After the family business was acquired by the Avon Rubber Company in 1956, Moulton established Moulton Developments Limited to design the suspension system for British Motor Corporation's new small car, the Mini, that was being designed by Issigonis. The combination of conical rubber springs and small wheels was one of the many innovative developments that allowed Issigonis to achieve the Mini's small overall size. This was later refined into the hydrolastic and hydragas suspension systems used on later British Leyland cars such as the Austin Maxi, Austin Allegro, Princess and Rover Metro, and later on Rover Group's MG F sports car.

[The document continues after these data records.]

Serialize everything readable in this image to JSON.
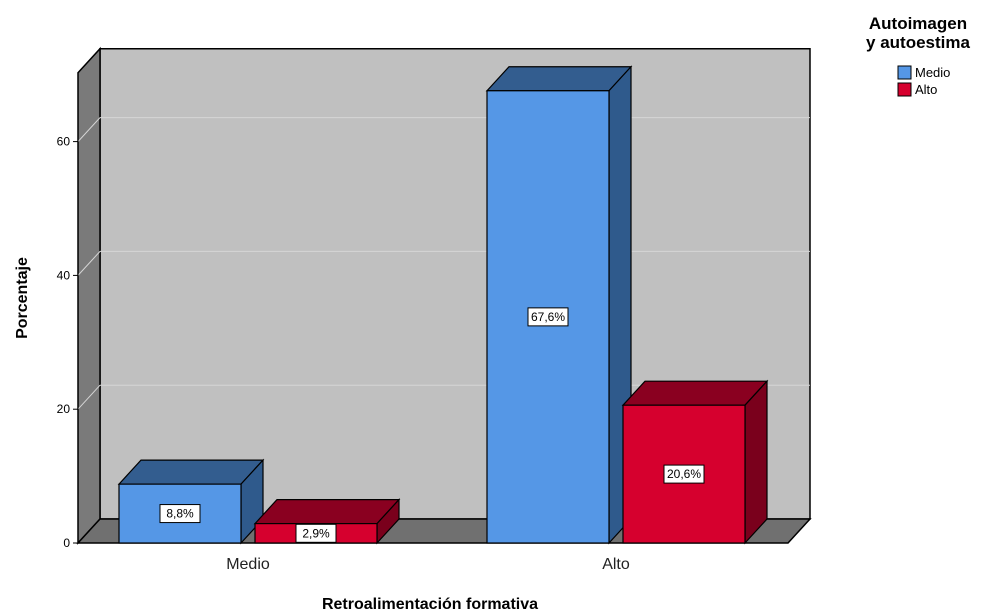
{
  "chart_data": {
    "type": "bar",
    "style": "3d-clustered",
    "categories": [
      "Medio",
      "Alto"
    ],
    "series": [
      {
        "name": "Medio",
        "values": [
          8.8,
          67.6
        ],
        "labels": [
          "8,8%",
          "67,6%"
        ],
        "color": "#5597e6",
        "top_color": "#335d8f",
        "side_color": "#2f5a8c"
      },
      {
        "name": "Alto",
        "values": [
          2.9,
          20.6
        ],
        "labels": [
          "2,9%",
          "20,6%"
        ],
        "color": "#d6002e",
        "top_color": "#8a0020",
        "side_color": "#7a001c"
      }
    ],
    "xlabel": "Retroalimentación formativa",
    "ylabel": "Porcentaje",
    "yticks": [
      0,
      20,
      40,
      60
    ],
    "ylim": [
      0,
      70
    ],
    "grid": true,
    "legend": {
      "title_lines": [
        "Autoimagen",
        "y autoestima"
      ],
      "position": "top-right"
    },
    "colors": {
      "wall": "#c0c0c0",
      "side_wall": "#7a7a7a",
      "floor": "#707070",
      "gridline": "#d6d6d6"
    }
  }
}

Moulton also designed the Moulton bicycle, launched in 1962, again using rubber suspension and small wheels. A factory was built at Bradford-on-Avon, and Moulton Bicycles Ltd soon became the second-largest frame builder in the country.

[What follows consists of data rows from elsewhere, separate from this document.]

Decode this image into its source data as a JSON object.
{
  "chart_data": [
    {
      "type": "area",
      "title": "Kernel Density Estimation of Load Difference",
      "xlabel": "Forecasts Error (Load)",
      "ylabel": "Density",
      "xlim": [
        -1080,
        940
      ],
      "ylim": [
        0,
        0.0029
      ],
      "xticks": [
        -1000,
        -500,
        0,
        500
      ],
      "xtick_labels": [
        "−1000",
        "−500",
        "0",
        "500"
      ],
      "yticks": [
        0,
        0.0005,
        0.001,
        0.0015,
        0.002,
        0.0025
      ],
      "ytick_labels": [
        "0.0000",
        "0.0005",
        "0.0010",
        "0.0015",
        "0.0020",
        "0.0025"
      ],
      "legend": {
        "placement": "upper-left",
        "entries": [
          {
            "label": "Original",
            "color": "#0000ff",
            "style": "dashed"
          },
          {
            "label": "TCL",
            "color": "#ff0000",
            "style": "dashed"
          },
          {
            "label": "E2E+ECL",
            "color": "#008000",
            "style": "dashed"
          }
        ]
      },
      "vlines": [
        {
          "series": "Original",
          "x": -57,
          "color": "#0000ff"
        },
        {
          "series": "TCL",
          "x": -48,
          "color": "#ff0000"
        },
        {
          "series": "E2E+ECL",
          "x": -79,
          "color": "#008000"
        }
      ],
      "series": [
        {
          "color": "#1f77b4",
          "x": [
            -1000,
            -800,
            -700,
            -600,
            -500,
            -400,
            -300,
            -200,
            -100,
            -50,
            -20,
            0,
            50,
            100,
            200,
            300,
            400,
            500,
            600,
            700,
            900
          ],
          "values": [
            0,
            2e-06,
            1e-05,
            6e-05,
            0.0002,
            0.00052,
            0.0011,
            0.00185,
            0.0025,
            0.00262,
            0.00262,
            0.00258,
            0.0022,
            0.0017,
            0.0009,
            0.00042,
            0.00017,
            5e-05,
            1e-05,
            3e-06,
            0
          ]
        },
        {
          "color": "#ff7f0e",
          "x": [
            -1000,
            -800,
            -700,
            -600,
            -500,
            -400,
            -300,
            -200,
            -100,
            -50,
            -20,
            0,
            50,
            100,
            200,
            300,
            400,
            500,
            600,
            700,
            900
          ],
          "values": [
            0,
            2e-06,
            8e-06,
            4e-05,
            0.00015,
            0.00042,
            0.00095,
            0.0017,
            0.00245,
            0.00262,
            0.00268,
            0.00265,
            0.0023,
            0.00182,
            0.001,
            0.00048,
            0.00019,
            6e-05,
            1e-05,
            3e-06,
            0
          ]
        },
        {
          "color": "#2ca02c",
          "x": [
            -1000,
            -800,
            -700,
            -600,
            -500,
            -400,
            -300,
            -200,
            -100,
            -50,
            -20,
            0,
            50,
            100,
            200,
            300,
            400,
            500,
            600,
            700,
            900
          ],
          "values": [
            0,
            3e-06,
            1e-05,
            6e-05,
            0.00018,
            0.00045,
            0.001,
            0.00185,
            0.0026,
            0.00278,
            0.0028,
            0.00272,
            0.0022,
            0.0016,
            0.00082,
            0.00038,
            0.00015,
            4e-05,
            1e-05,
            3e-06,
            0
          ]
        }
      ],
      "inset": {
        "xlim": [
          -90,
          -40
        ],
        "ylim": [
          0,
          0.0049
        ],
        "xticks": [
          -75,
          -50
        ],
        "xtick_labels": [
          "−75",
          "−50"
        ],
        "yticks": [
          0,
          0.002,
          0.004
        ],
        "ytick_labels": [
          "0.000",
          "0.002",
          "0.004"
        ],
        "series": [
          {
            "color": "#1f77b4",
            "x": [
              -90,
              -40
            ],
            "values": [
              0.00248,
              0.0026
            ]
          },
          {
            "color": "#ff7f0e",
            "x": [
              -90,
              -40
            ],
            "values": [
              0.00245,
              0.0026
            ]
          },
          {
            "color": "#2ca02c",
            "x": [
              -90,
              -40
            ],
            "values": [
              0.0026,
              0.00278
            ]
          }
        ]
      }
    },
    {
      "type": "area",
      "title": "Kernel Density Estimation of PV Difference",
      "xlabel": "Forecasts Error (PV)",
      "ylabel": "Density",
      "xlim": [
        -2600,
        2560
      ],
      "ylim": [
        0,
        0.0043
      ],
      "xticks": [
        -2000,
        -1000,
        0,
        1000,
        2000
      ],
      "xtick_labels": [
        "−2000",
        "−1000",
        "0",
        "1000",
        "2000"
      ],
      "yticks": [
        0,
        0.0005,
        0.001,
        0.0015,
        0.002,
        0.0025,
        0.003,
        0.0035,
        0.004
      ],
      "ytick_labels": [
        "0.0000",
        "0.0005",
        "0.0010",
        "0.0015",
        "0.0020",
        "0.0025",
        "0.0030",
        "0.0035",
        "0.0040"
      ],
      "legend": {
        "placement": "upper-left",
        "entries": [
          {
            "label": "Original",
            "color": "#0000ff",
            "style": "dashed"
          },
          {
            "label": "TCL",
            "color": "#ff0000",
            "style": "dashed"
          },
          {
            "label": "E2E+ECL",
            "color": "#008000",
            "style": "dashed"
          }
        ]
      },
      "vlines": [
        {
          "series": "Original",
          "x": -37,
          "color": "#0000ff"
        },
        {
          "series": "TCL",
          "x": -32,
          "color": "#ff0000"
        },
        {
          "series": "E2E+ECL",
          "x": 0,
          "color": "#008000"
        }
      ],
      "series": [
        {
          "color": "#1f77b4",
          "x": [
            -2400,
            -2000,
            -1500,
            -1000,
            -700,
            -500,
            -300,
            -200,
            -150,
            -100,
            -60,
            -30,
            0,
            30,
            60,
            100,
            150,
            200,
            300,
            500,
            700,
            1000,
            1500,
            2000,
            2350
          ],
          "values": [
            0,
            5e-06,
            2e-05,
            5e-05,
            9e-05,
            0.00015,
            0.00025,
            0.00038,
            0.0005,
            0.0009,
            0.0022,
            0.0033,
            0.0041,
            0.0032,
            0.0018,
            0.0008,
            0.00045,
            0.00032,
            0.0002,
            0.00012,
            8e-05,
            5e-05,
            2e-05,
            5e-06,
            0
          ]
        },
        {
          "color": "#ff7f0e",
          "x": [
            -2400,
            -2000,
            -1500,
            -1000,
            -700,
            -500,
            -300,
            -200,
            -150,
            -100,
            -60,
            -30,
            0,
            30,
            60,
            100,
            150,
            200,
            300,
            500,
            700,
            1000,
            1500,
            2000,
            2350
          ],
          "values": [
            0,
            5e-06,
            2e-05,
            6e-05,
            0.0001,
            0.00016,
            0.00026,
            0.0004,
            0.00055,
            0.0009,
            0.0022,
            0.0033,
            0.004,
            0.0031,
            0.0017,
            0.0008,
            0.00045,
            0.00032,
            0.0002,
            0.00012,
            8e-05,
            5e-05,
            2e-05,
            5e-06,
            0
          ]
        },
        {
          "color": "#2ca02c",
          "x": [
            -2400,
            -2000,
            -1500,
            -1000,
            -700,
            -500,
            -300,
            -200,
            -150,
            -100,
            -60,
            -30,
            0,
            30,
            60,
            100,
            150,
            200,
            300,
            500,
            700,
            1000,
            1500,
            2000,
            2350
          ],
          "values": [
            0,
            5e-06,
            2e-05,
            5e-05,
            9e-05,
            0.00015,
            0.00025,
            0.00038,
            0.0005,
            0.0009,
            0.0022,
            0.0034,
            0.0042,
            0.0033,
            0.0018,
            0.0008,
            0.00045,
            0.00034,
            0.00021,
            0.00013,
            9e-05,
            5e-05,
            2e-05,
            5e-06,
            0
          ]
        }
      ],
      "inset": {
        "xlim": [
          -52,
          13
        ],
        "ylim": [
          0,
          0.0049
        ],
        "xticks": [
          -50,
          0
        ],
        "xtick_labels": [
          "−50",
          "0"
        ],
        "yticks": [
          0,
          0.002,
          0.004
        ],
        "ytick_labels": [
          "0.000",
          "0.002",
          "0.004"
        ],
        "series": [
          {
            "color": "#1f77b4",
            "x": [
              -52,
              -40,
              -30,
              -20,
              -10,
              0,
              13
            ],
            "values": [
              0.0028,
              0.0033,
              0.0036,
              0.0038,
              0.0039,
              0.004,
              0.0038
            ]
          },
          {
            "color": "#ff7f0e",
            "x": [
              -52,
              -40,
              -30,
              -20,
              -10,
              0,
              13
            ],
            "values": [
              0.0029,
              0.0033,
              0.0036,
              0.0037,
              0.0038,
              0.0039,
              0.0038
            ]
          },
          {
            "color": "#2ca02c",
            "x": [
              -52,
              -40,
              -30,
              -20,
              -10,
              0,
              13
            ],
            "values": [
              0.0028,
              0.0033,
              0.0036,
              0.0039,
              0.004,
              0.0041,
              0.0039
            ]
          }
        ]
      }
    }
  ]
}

=== Awards and honours ===
Moulton was appointed Commander of the British Empire (CBE) in the 1976 New Year Honours for services to industry. Other honours include:
- The Diploma di Medaglia d'Oro, Milan in 1964
- Queen's Award for Technical Innovation 1967
- Awarded Honorary degrees from the Royal College of Art (1967), University of Bath (1971), Cranfield University (1994) and Loughborough University (2006)
- Elected to the faculty of Royal Designers for Industry (1968), serving as master of the faculty from 1981 to 1983
- Elected a Fellow of the Royal Academy of Engineering (FREng) in 1980
- Served as Vice-President of the Royal Academy of Engineering from 1985 to 1988
- He has an entry in the Golden Book of Cycling, which he signed when he was 71
- In 1997 he was awarded the Misha Black award and was added to the College of Medallists
==Personal life==
Moulton lived at The Hall, Bradford-on-Avon a 17th-century mansion. He was a member of Brooks's gentlemen's club in London.

Moulton died on 9 December 2012 at the Royal United Hospital in Bath. His funeral, which was attended by 'Moultoneers' from all over the world, took place at Holy Trinity Church, Bradford-on-Avon on 19 December, after which he was interred in the family grave at Christ Church in the same town beside his great-grandfather, Stephen Moulton, who founded the Moulton dynasty in the Wiltshire town in 1848.

Moulton never married, and had no immediate survivors.

== Legacy ==
Under Moulton's will, the Grade I listed Hall – along with investments, land, outbuildings and cottages – was gifted to a charitable trust. In 2020 the trust was reorganised as a charitable incorporated organisation, the Alex Moulton Charitable Trust, which continues to preserve and maintain the Hall and its collections, and promote engineering and design.

The Moulton Bicycle name has undergone several changes of ownership. Since 2008 the name has been used by a privately held company which has a small modern factory just east of the Hall.